Ehl-i sünnet islamın ta kendisidir. Bakınız herkezin taktirini alan sağlık bakanımız da ehli sünnet'imiş. Bunu da oda tv söylüyor bende diyorum pırlanta gibi adam.
https://twitter.com/odatv/status/1240963767988518912?s=09
Evet kendisi İskender Paşa Cemaatinden. Ayrıca kendileri ''Medipol Hastanelerinin'' sahibidir. Hastane sahibinden Sağlık Bakanı, Özel okul sahibinden Milli Eğitim Bakanı falan... temelde bu tarz ilişkilere karşıyım. Neyse oralara girmeyelim. Ehlî Sünnet, İslamın kendisi falan değildir. Bunu da bilmeni isterim. Dört hak mezhep diyor; dört tane İslam mı var yani! Hak olduğuna kim karar veriyor bi' de? Bunlar Abbasi döneminin siyasetidir. Biraz İslam tarihi okursan, hakikatin sana öğretildiği gibi olmadığı göreceksin.

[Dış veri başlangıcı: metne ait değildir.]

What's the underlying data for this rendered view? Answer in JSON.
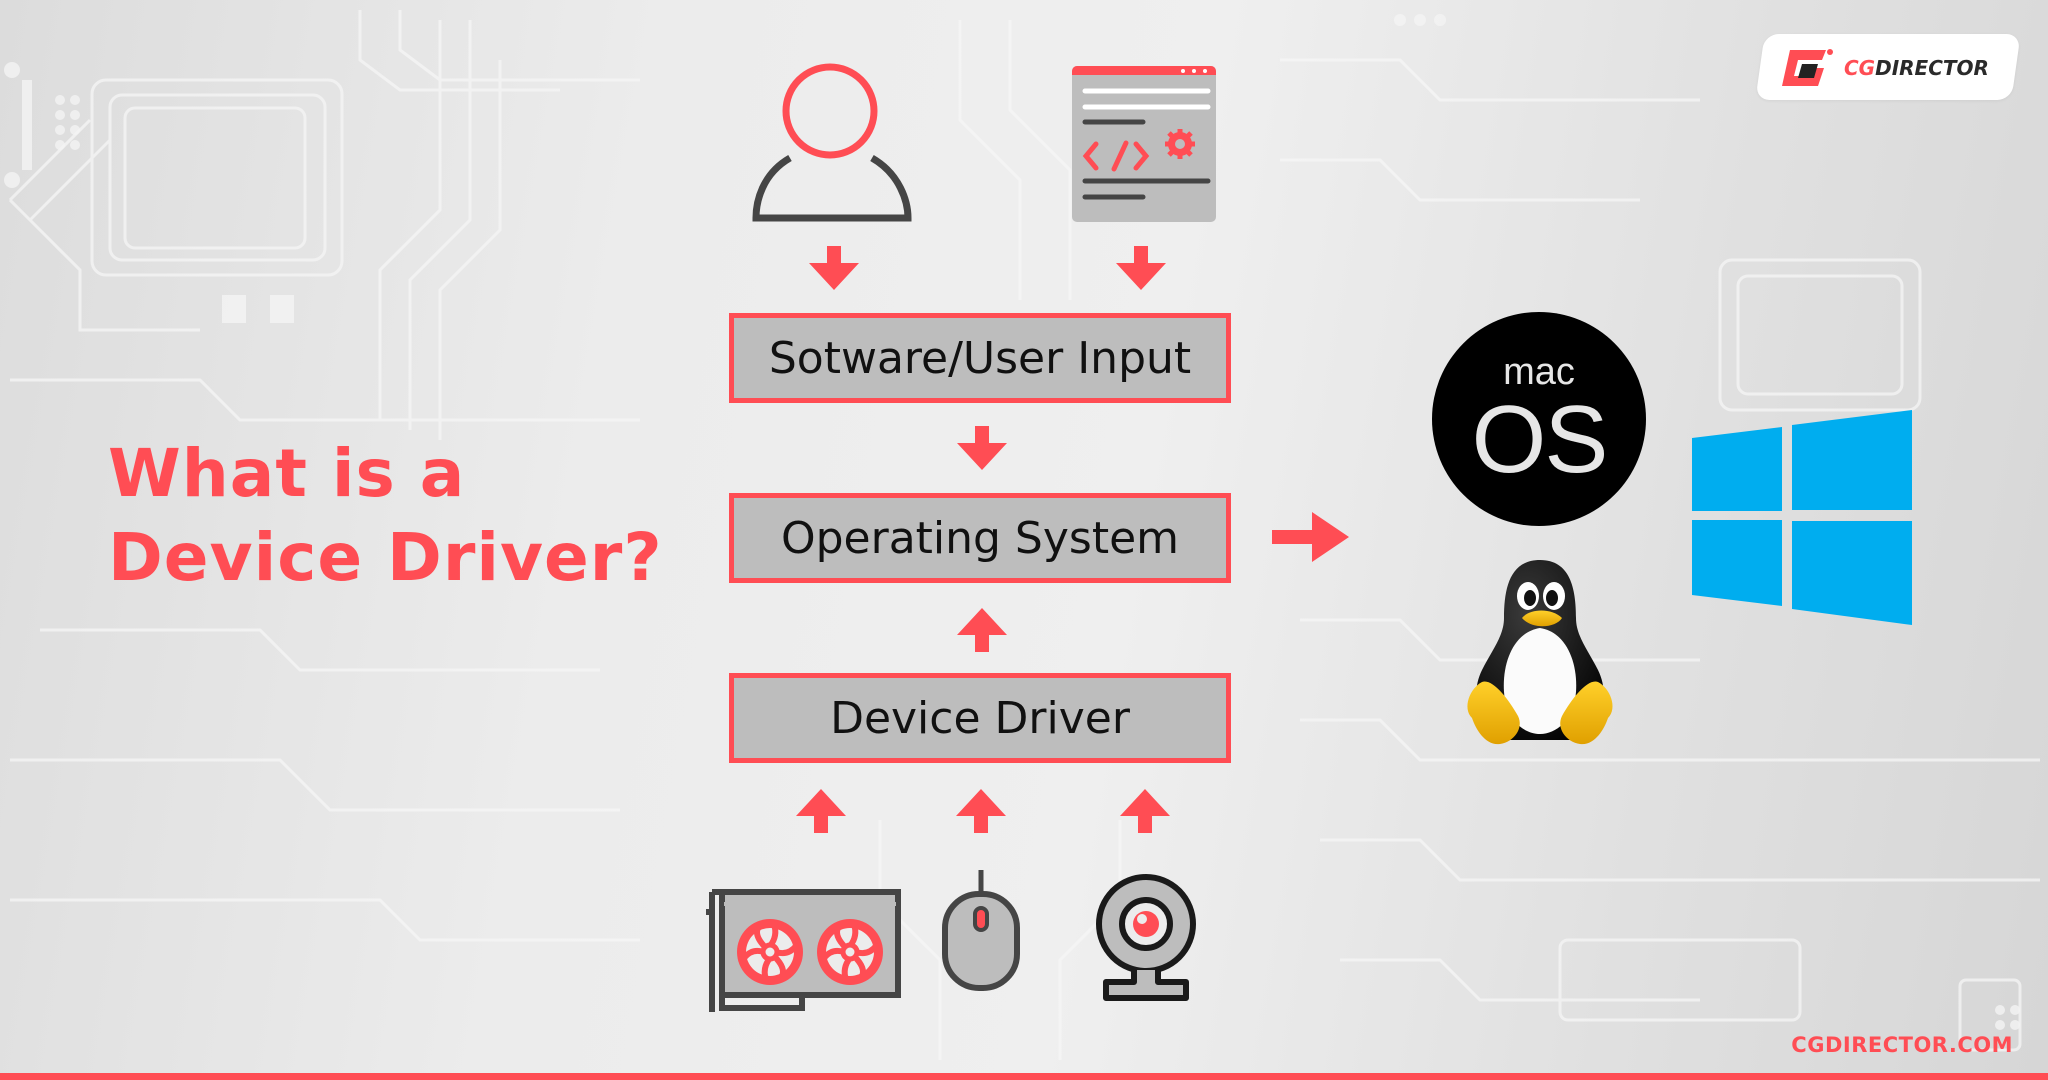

Size ''Ehlî Sünnet'' kavramının nereden çıktığını anlatayım;
Eba Müslim Horasani (Kendisi öz be öz Türktür) Emevi hanedanlığını yıktıktan sonra, yanlış bir karar neticesinde; hilafeti Peygamberin Amcaoğullarından Abbasilere hediye etti. Böylece Abbasi Dönemi başlamış oldu. Fakat Abbasiler, hilafetin kendilerinden de alınacağı korkusuyla vehime kapıldılar. Bu kapsamda Ehl-î Beytin (Veya Peygamber Sulbü' nün diyelim) otoritesini kırmak için; onları devlet idaresinden, din işlerinden uzaklaştırmak; muteber insan, danışılan insan olma özelliklerini bertaraf edebilmek için bir takım düzenlemelere gittiler. Çünkü Ümmet, sıkıntılı bir durumla karşılaştığında gidip onlara danışıyordu. Dolayısıyla Ehl-i Beyt imamları çevresinde bir güç merkezi oluşmuştu.Bu güç merkezini dağıtmak istediler. Bu kapsamda mahkeme, idari fıkıh ve düşünce yollarını değiştirdiler. Numan Hoca (Nam-ı diğer İmam-ı Azam), Malik Hoca, Hambeli ve Şaf-i İdris hocaları mahkemelerin başına getirdiler. Buna da Sünnilik dediler. Sünnilik denilen şey bundan ibarettir. Bunları biliyor muydun?